What sectors are investing the most and least in cyber security?
Prioritising reputation and trust
Taking a deeper look at the research shows ties between improved business results and the most prepared, secure and resilient organisations. Businesses that were ranked as ‘Cyber Ready’ on our Index report increased trust levels, with this group scoring 4.3 out of five stakeholder trust (from customers, employees and regulators). For the elite five per cent of businesses at the very top of the Index, this was magnified further, with a score of 4.8 out of five, helping 58% of these drive a five per cent increase in revenue.
For businesses at the opposite end of the Cyber Ready spectrum, the gap is clear. These businesses saw stakeholder trust dropping to 3.1 out of five and only 22% reporting an annual revenue rise of five per cent. From these very different results, a clear relationship can be seen between cyber readiness and business outcomes.

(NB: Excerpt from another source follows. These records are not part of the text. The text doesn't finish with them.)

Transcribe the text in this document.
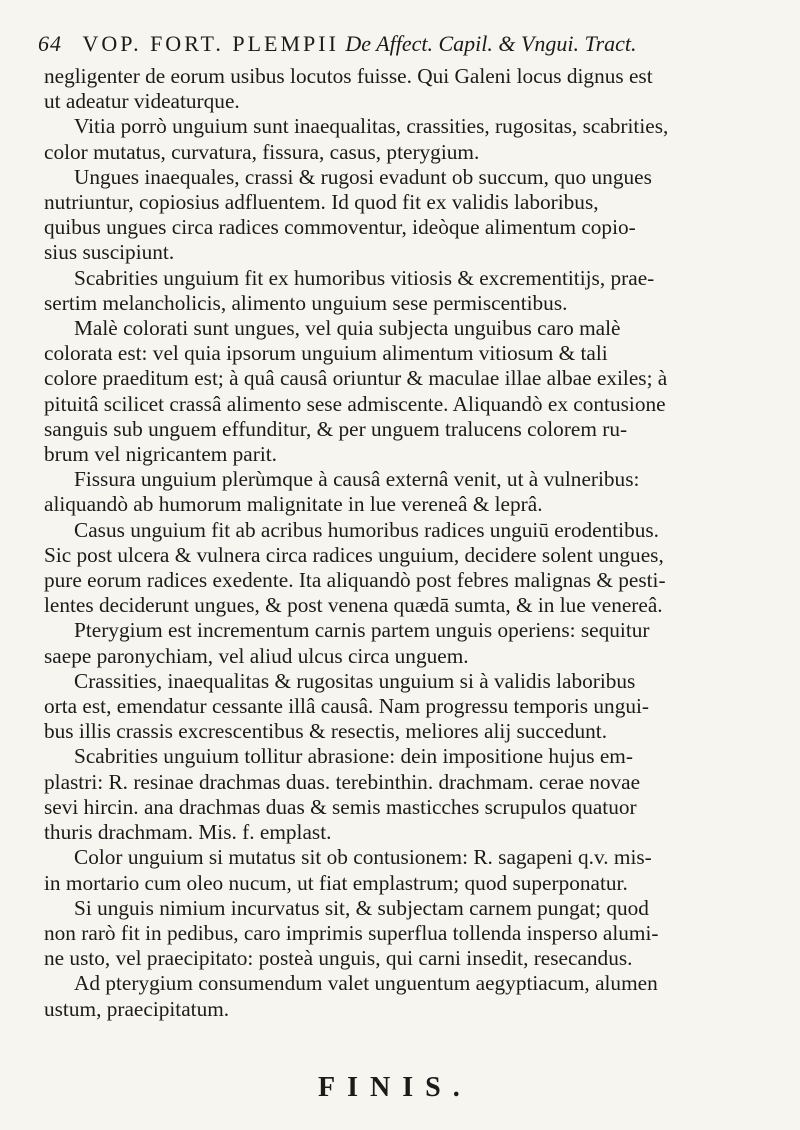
64 VOP. FORT. PLEMPII De Affect. Capil. & Vngui. Tract.
negligenter de eorum usibus locutos fuisse. Qui Galeni locus dignus est
ut adeatur videaturque.
Vitia porrò unguium sunt inaequalitas, crassities, rugositas, scabrities,
color mutatus, curvatura, fissura, casus, pterygium.
Ungues inaequales, crassi & rugosi evadunt ob succum, quo ungues
nutriuntur, copiosius adfluentem. Id quod fit ex validis laboribus,
quibus ungues circa radices commoventur, ideòque alimentum copio-
sius suscipiunt.
Scabrities unguium fit ex humoribus vitiosis & excrementitijs, prae-
sertim melancholicis, alimento unguium sese permiscentibus.
Malè colorati sunt ungues, vel quia subjecta unguibus caro malè
colorata est: vel quia ipsorum unguium alimentum vitiosum & tali
colore praeditum est; à quâ causâ oriuntur & maculae illae albae exiles; à
pituitâ scilicet crassâ alimento sese admiscente. Aliquandò ex contusione
sanguis sub unguem effunditur, & per unguem tralucens colorem ru-
brum vel nigricantem parit.
Fissura unguium plerùmque à causâ externâ venit, ut à vulneribus:
aliquandò ab humorum malignitate in lue vereneâ & leprâ.
Casus unguium fit ab acribus humoribus radices unguiū erodentibus.
Sic post ulcera & vulnera circa radices unguium, decidere solent ungues,
pure eorum radices exedente. Ita aliquandò post febres malignas & pesti-
lentes deciderunt ungues, & post venena quædā sumta, & in lue venereâ.
Pterygium est incrementum carnis partem unguis operiens: sequitur
saepe paronychiam, vel aliud ulcus circa unguem.
Crassities, inaequalitas & rugositas unguium si à validis laboribus
orta est, emendatur cessante illâ causâ. Nam progressu temporis ungui-
bus illis crassis excrescentibus & resectis, meliores alij succedunt.
Scabrities unguium tollitur abrasione: dein impositione hujus em-
plastri: R. resinae drachmas duas. terebinthin. drachmam. cerae novae
sevi hircin. ana drachmas duas & semis masticches scrupulos quatuor
thuris drachmam. Mis. f. emplast.
Color unguium si mutatus sit ob contusionem: R. sagapeni q.v. mis-
in mortario cum oleo nucum, ut fiat emplastrum; quod superponatur.
Si unguis nimium incurvatus sit, & subjectam carnem pungat; quod
non rarò fit in pedibus, caro imprimis superflua tollenda insperso alumi-
ne usto, vel praecipitato: posteà unguis, qui carni insedit, resecandus.
Ad pterygium consumendum valet unguentum aegyptiacum, alumen
ustum, praecipitatum.
FINIS.
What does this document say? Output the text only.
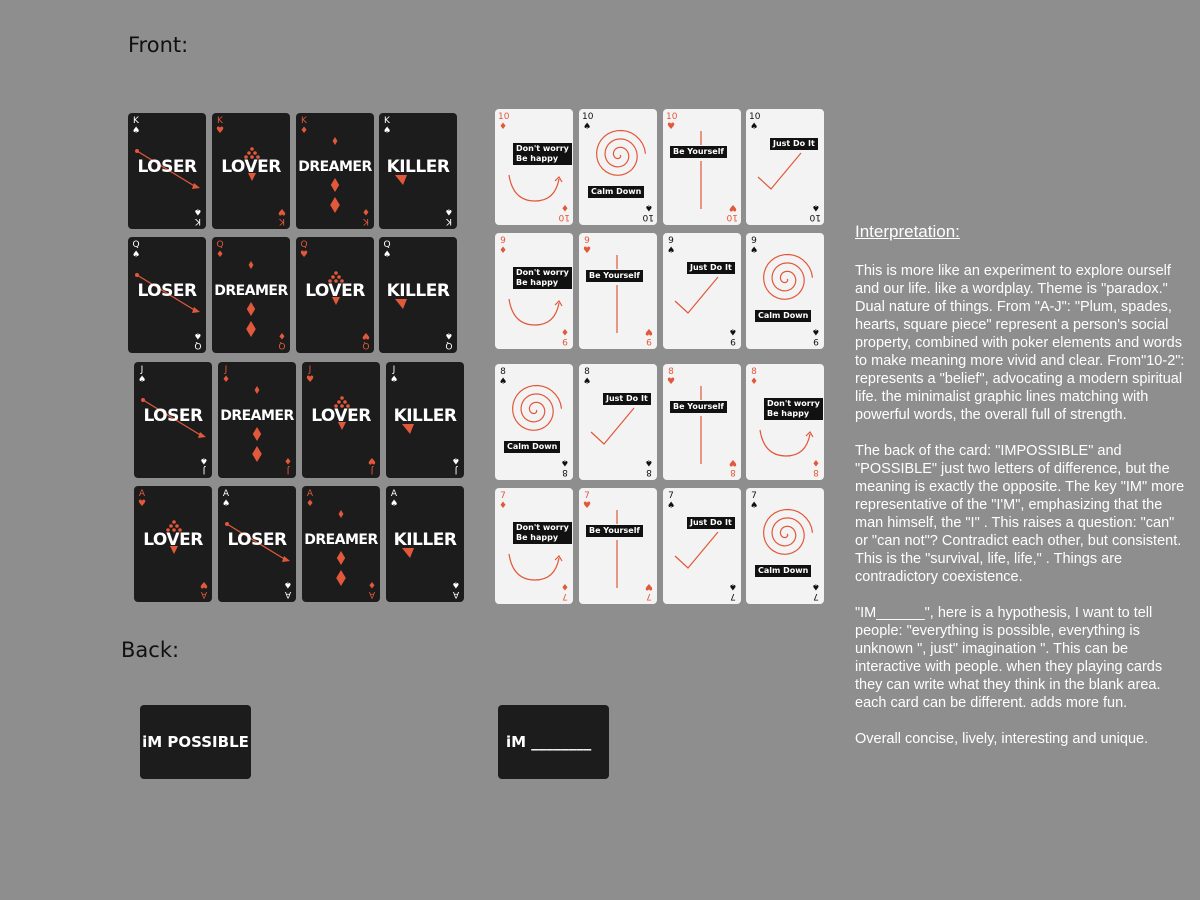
Front:
Back:
LOSER
K
♠
K
♠
LOVER
K
♥
K
♥
DREAMER
K
♦
K
♦
KILLER
K
♠
K
♠
LOSER
Q
♠
Q
♠
DREAMER
Q
♦
Q
♦
LOVER
Q
♥
Q
♥
KILLER
Q
♠
Q
♠
LOSER
J
♠
J
♠
DREAMER
J
♦
J
♦
LOVER
J
♥
J
♥
KILLER
J
♠
J
♠
LOVER
A
♥
A
♥
LOSER
A
♠
A
♠
DREAMER
A
♦
A
♦
KILLER
A
♠
A
♠
Don't worry
Be happy
10
♦
10
♦
Calm Down
10
♠
10
♠
Be Yourself
10
♥
10
♥
Just Do It
10
♠
10
♠
Don't worry
Be happy
9
♦
9
♦
Be Yourself
9
♥
9
♥
Just Do It
9
♠
9
♠
Calm Down
9
♠
9
♠
Calm Down
8
♠
8
♠
Just Do It
8
♠
8
♠
Be Yourself
8
♥
8
♥
Don't worry
Be happy
8
♦
8
♦
Don't worry
Be happy
7
♦
7
♦
Be Yourself
7
♥
7
♥
Just Do It
7
♠
7
♠
Calm Down
7
♠
7
♠
iM POSSIBLE	iM ________
Interpretation:

This is more like an experiment to explore ourself and our life. like a wordplay. Theme is "paradox." Dual nature of things. From "A-J": "Plum, spades, hearts, square piece" represent a person's social property, combined with poker elements and words to make meaning more vivid and clear. From"10-2": represents a "belief", advocating a modern spiritual life. the minimalist graphic lines matching with powerful words, the overall full of strength.

The back of the card: "IMPOSSIBLE" and "POSSIBLE" just two letters of difference, but the meaning is exactly the opposite. The key "IM" more representative of the "I'M", emphasizing that the man himself, the "I" . This raises a question: "can" or "can not"? Contradict each other, but consistent. This is the "survival, life, life," . Things are contradictory coexistence.

"IM______", here is a hypothesis, I want to tell people: "everything is possible, everything is unknown ", just" imagination ". This can be interactive with people. when they playing cards they can write what they think in the blank area. each card can be different. adds more fun.

Overall concise, lively, interesting and unique.
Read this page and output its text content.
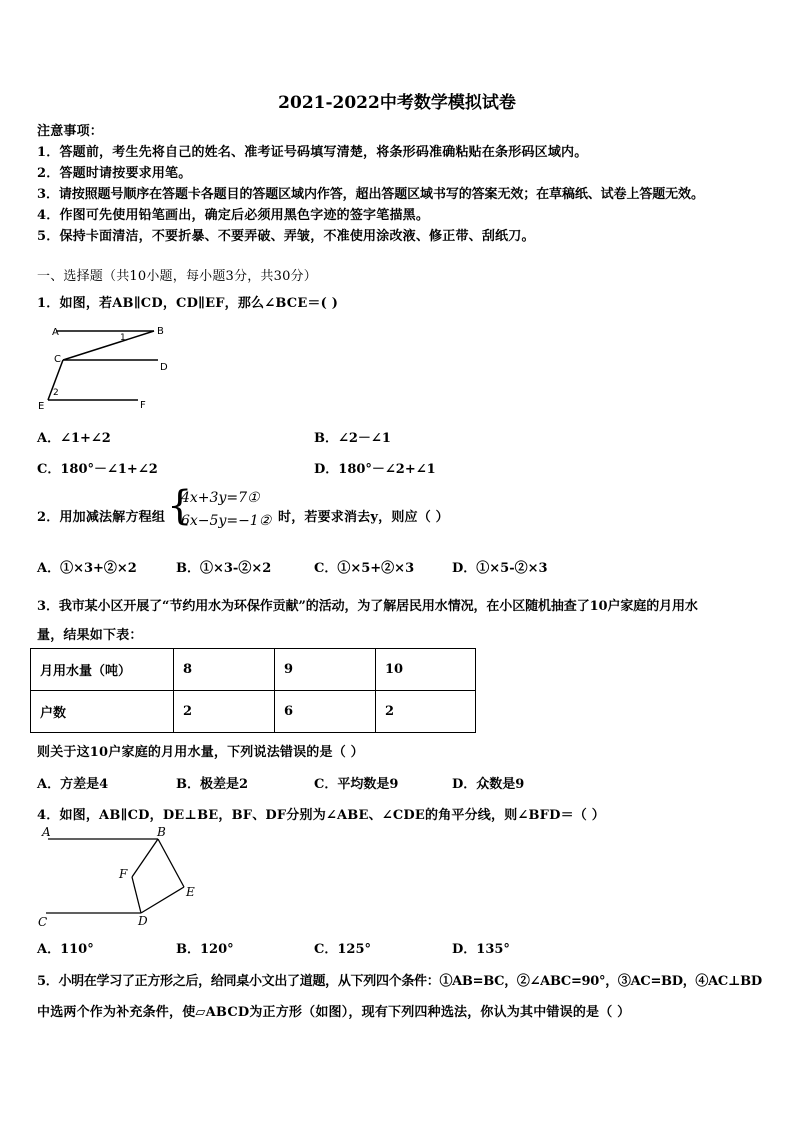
2021-2022中考数学模拟试卷
注意事项：
1．答题前，考生先将自己的姓名、准考证号码填写清楚，将条形码准确粘贴在条形码区域内。
2．答题时请按要求用笔。
3．请按照题号顺序在答题卡各题目的答题区域内作答，超出答题区域书写的答案无效；在草稿纸、试卷上答题无效。
4．作图可先使用铅笔画出，确定后必须用黑色字迹的签字笔描黑。
5．保持卡面清洁，不要折暴、不要弄破、弄皱，不准使用涂改液、修正带、刮纸刀。
一、选择题（共10小题，每小题3分，共30分）
1．如图，若AB∥CD，CD∥EF，那么∠BCE＝( )
A	B
C
D
E	F
1
2
A．∠1+∠2	B．∠2－∠1
C．180°－∠1+∠2	D．180°－∠2+∠1
2．用加减法解方程组 {
4x+3y=7①
6x−5y=−1② 时，若要求消去y，则应（ ）
A．①×3+②×2	B．①×3-②×2	C．①×5+②×3	D．①×5-②×3
3．我市某小区开展了“节约用水为环保作贡献”的活动，为了解居民用水情况，在小区随机抽查了10户家庭的月用水
量，结果如下表：
月用水量（吨）	8	9	10
户数	2	6	2
则关于这10户家庭的月用水量，下列说法错误的是（ ）
A．方差是4	B．极差是2	C．平均数是9	D．众数是9
4．如图，AB∥CD，DE⊥BE，BF、DF分别为∠ABE、∠CDE的角平分线，则∠BFD＝（ ）
A	B
C	D
E
F
A．110°	B．120°	C．125°	D．135°
5．小明在学习了正方形之后，给同桌小文出了道题，从下列四个条件：①AB=BC，②∠ABC=90°，③AC=BD，④AC⊥BD
中选两个作为补充条件，使▱ABCD为正方形（如图），现有下列四种选法，你认为其中错误的是（ ）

Maintaining a high level of stakeholder trust requires security teams to understand the needs of the business and how success is measured. Security leaders should be familiar with board-level performance metrics and the impact security has on these measures. Companies who have security in their DNA, in their values, products, services, messaging are now capturing market share. The solid foundations of strong cyber security, readiness and resilience seemingly creates a high level of confidence throughout the business. The tangible link between having a strong cyber security posture and a positive impact on business performance can ultimately enable organisations to make a clear business case for investing in security considerations and initiatives with clear financial consequences.
Report reveals the true cost of a data breach on the enterprise
It’s time to get on the front foot
In today’s climate, not being ‘Cyber Ready’ is no longer an option for organisations. Malicious actors will continue to target businesses for financial gain and organisations are now required to disclose data breaches within 72 hours of discovery under GDPR. This means that these incidents will most likely be public knowledge, with the potential to adversely affect consumer trust. Armed with the knowledge of the clear business advantages that can be gained from investments in cyber security practices, CSOs and security budget holders can justify and prioritise implementing these practices with confidence and enjoy the associated rewards.